Then, $T(n) = T(n-1) + T(n-2) + O(1)$.
The constant factor can be ignored, and we have a linear recurrence relation:
$T_n = T_{n-1} + T_{n-2}$.
Here is the trick.
A linear recurrence relation takes the following form: $a_n = c_{n-1}a_{n-1} + c_{n-2}a_{n-2} + \cdots + c_{1}a_{1}$ with $c_i : \mathbb{R}$ for $0 < i < n$.
Any linear recurrence relation can be solved by taking the following assumption: $a_n = \alpha^n$.
Where $\alpha^n$ is called a *generation function*, or sometimes an *ansatz*.
Plug in the generation function into the recurrence relation, simplify to a polynomial, solve for the roots, and then the answer is the sum of those $\alpha$ values (to the $n$th power) times constant multipliers (in general).
Quickly, here it is for the Fibonacci recurrence relation (which just so happens to be the $T_n$ recurrence relation as well):

$T_n = T_{n-1} + T_{n-2}$

$\alpha^n = \alpha^{n-1} + \alpha^{n-2}$

$\alpha^2 = \alpha + 1$

$\alpha^2 - \alpha - 1 = 0$

$\alpha = \frac{1 + \sqrt{5}}{2}, \frac{1 - \sqrt{5}}{2}$

$T_n = c_1(\frac{1 + \sqrt{5}}{2})^n + c_2(\frac{1 - \sqrt{5}}{2})^n$

From there, you can use the initial conditions $T_0 = T_1 = 1$ to determine the constant values. However, Big-O notation doesn’t care about constant factors so we can compute the time complexity using just this information, which is approximately $\mathcal{O}(1.6^n)$. That’s a lot of extra work just to confirm that the time complexity is exponential, but you learned something. As an interesting aside, this approach works for linear ordinary differential equations, they just use a different generating function, $e^{nx}$.

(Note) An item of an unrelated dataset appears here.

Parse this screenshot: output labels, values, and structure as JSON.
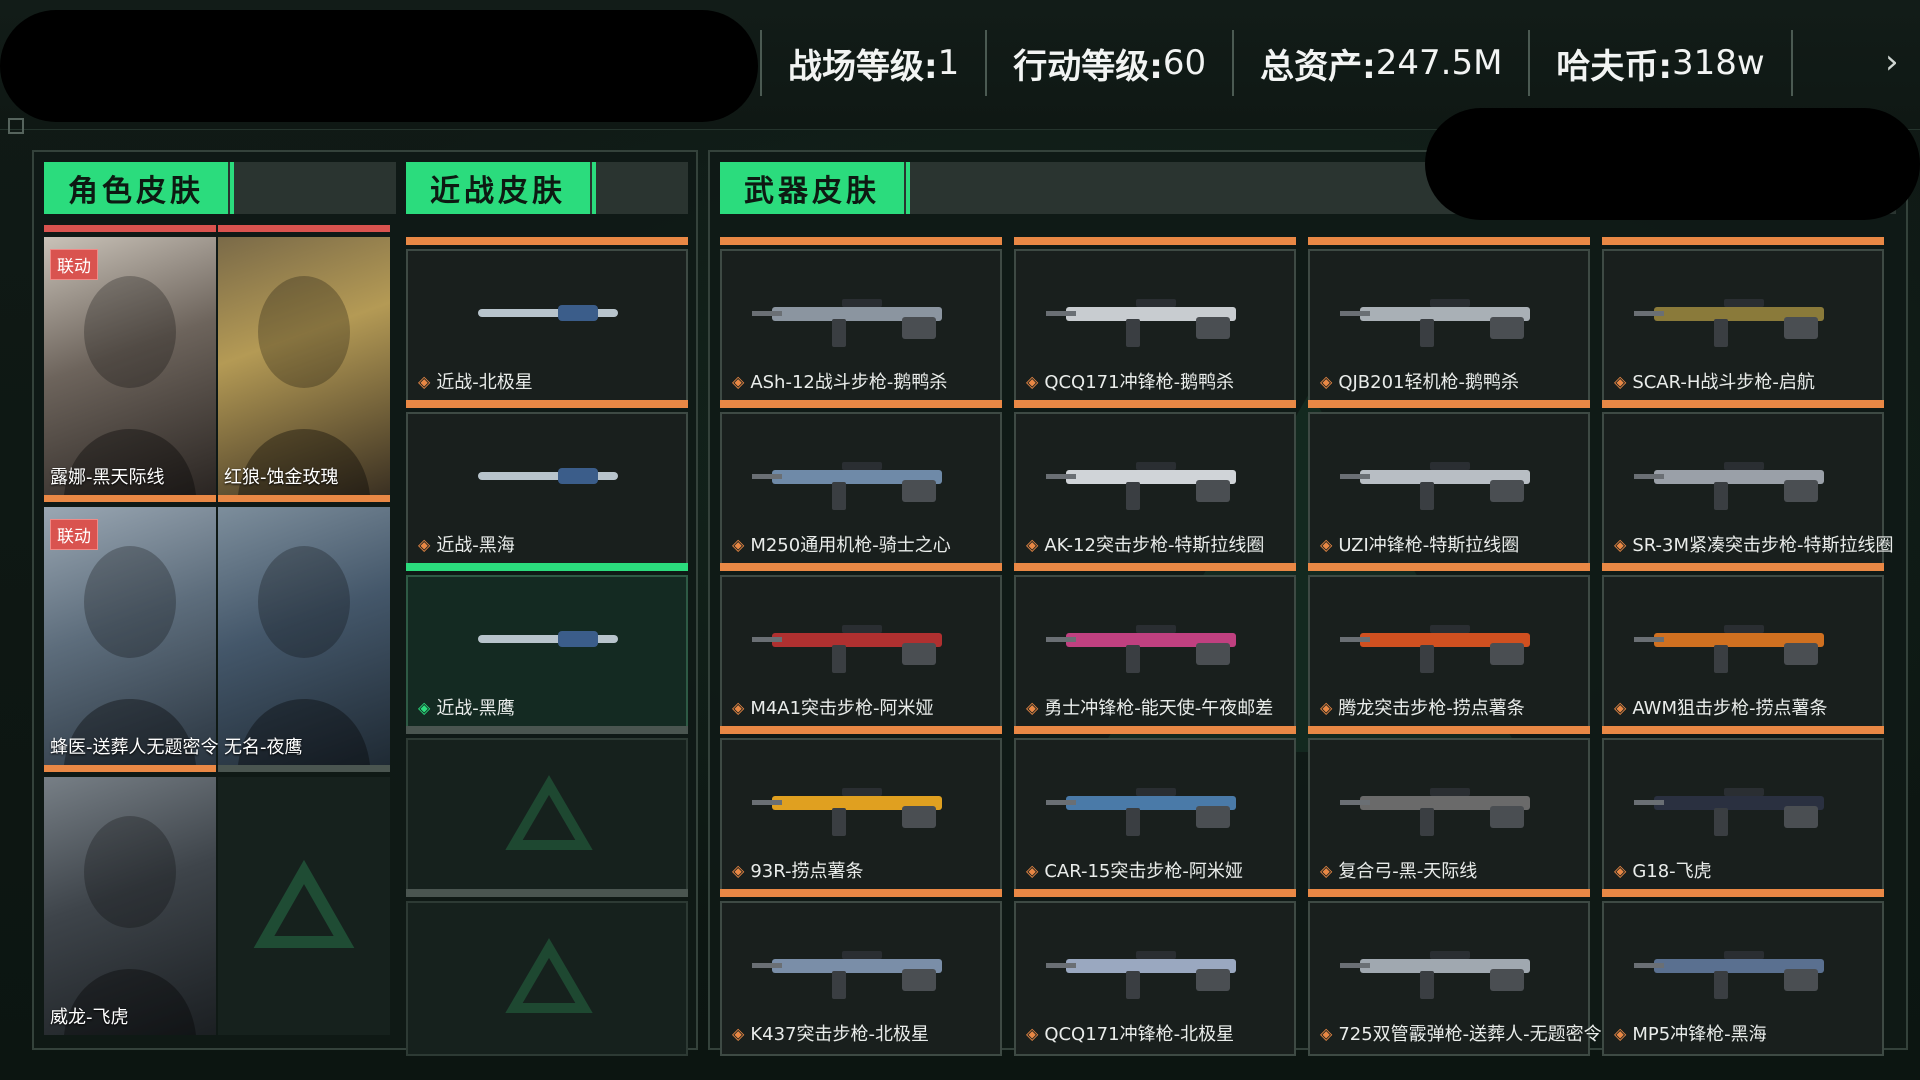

Needless to say an exponential time complexity is horrible. As you also know, we can do a lot better, what exactly happens in the second code sample? As it turns out, you end up recomputing a lot of Fibonacci numbers in the recursive approach. If we can have the machine “learn” or “remember” those values, then the time complexity to “recall” the values would be $\mathcal{O}(1)$. If you imagine taking the always-left recursive path down the binary tree discussed before, but then memorize results on the way up, then you never end up taking any other path except the first node to realize you memorized it. That means our time complexity is $\mathcal{O}(n)$ for the second code sample. An incredible improvement, and with the aid of Big-O notation you can see precisely why.

As a next example let’s use a problem from Codeforces. The problem will be Lucky Numbers. Here is a brief description:

A new office has its doors numbered with lucky numbers. A lucky number is a number with only 7 or 8 as a digit. A doorplate on an office door can only hold $n$ digits. What is the maximum number of office doors, assuming they are all lucky numbers, that the new office can have? The input is one number, $n$ ($1 \leq n \leq 55$), the output should be one number, the maximum number of offices. The problem must be solved in less than half a second with less than 64 megabytes of space used.

A first naive approach could be the following: Generate all the lucky numbers in lexicographical order until you reach a number whose digit length is greater than , output the total count.

You may have had trouble coming up with the actual implementation for the solution yourself. That’s fine, we’re more interested in time complexity, but take a good look at the above solution if you want to really grasp what it’s doing. It turns out you’re computing all the permutations of length $1, \cdots, n$ with repeated entries. That means we’re dealing with a permutation with repetitions. If you try to run the above code on anything above 30 you’ll notice that it takes much longer than half a second. If we use our counting principles then we can quickly see that the time complexity for this algorithm is $\mathcal{O}(2^n)$, exponential.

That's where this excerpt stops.